As a Technical Design Authority, I need

  • To have sufficient information to contribute effectively and time sensitively so that I am not delaying any delivery of important work unnecessarily.
  • To understand the implications of the design for best practice so that I understand the risks that we are taking on
  • To have assurance that services we are delivering are accessible
  • To understand the principles the design adheres to so that I can check it’s consistent with our policies

As a developer, I want

  • Confidence in the codebase
  • To know my code is broken as soon as possible
  • To know that my changes are not introducing and data contract issues between Backend and frontend
  • To know the level of testing I am expected to perform so that I have confidence that any changes I introduce are compliant with Hackney’s development and testing standards

As a tester

  • I want to be confident that the application is working as expected

As a security analyst, I need to

  • Have the assurance of security testing so that I can H confidence in the security set up of a service
  • Have easy access to testing results so that I can check those if I want to verify the testing scope and success rates for a service
  • Be confident that the codebase is proof against cyber threats
  • Know if the penetration testing has been conducted on the named service so that it can satisfy the needs of the assurance process.

As an technical architect, I want to

  • Ensure that all backend components are tested so that I can have confidence in new functionality introduced.
  • Ensure that end to end test cases are present so I can ensure that components work well together.
  • Eutomate as much of the testing scope as possible so that chances of accidentally missing a test are low and increase the confidence in deployments.
  • Ensure that components with issues are not deployed.
  • Ensure that IaC that is not compliant with our standards is not created.
  • Ensure that changes commited are aligned and formatted so repositories are kept tidy.
  • Ensure that no secrets have been published to our repositories so that no security threats are introduced.

7 principles of testing#

  1. Testing shows the presence of defects, not their absence.

As a tester we should take a risk-based approach to our testing activities.
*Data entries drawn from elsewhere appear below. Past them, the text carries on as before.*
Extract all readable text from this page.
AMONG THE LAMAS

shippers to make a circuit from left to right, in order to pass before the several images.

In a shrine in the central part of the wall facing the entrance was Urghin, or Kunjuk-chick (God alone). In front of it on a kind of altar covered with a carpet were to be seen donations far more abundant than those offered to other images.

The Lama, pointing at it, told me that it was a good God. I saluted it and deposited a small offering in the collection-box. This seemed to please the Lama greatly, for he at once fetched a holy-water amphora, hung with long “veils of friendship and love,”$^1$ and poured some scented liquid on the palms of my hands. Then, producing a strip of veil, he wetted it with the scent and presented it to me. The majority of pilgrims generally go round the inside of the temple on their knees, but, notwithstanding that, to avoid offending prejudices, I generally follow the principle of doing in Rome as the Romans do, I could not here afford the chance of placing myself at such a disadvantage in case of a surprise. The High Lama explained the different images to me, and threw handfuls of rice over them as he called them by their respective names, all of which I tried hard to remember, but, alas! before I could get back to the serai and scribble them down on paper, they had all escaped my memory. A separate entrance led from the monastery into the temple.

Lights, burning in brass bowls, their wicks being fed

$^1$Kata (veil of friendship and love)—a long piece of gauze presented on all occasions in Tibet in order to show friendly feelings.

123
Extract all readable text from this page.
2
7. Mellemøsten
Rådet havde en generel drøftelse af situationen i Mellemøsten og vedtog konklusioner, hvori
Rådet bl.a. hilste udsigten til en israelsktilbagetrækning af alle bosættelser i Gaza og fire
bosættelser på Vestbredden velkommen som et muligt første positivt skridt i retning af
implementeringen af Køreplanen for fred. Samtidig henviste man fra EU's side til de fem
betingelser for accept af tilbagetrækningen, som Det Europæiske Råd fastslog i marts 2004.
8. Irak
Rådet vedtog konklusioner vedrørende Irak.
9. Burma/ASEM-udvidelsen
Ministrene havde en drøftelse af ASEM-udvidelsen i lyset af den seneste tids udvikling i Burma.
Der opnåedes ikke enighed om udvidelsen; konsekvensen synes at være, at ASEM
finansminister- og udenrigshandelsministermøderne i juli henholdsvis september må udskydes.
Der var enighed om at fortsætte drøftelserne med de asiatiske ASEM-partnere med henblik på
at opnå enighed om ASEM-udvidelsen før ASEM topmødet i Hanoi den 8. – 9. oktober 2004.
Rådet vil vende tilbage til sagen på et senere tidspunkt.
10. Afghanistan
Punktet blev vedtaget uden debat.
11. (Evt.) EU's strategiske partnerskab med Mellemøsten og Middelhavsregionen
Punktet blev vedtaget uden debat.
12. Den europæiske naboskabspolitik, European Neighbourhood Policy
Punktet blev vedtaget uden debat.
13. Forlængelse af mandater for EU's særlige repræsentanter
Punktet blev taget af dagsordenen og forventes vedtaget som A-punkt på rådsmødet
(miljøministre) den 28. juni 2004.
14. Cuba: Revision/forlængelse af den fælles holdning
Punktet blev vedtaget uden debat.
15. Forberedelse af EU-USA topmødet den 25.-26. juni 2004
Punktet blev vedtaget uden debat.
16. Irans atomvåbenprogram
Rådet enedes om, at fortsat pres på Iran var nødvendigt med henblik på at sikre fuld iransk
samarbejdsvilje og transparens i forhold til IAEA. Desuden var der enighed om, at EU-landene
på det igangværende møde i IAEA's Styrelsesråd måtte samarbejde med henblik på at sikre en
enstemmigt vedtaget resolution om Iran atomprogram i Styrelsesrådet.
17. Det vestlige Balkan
This is because all code and code change carries risk, but we should be cognisant of where that risk becomes critical to the health and stability of the application.

As a tester, I should perform testing activities as often as possible and drive a continuous testing approach that is contextually appropriate for the application under test

  1. Exhaustive testing is impossible As a tester, I do not always have time to perform a thorough level of testing on every ticket. I must balance the quality and risk of my testing activities against the velocity and needs of the business and application.

  2. Early testing saves time and money

As a tester, I should ensure that I am 'shifting left' for my testing activities where contextually appropriate.

As a tester, I need to ensure all code has been tested pre-deployment so that defects can be identified early and before entering a Production environment to reduce impact on users and save time and effort in rectifying the problem.

  1. Defects cluster together

As a tester, I should be aware of any changes to the application under test. I should use exploratory testing techniques in order to expose any initial defects along with any related issues or edge cases that may come about as a result.

  1. Beware of the pesticide paradox

As a tester I need to ensure that new functionality is reflected in existing tests, as well as introducing new tests, so that existing tests will be capable of capturing new defects that may have been introduced.

  1. Testing is context dependent As a tester, I do not need to perform every type of testing activity on a particular artefact under test.

As a tester, I need to test relevant commits that trigger significant events like deployments, and not all code commits so that time is not spent on testing work in progress.

  1. Absence-of-errors is a fallacy

As a tester. I should inherently distrust any application. Even when proven otherwise I will not allow my judgement to be clouded by confirmation bias around said system.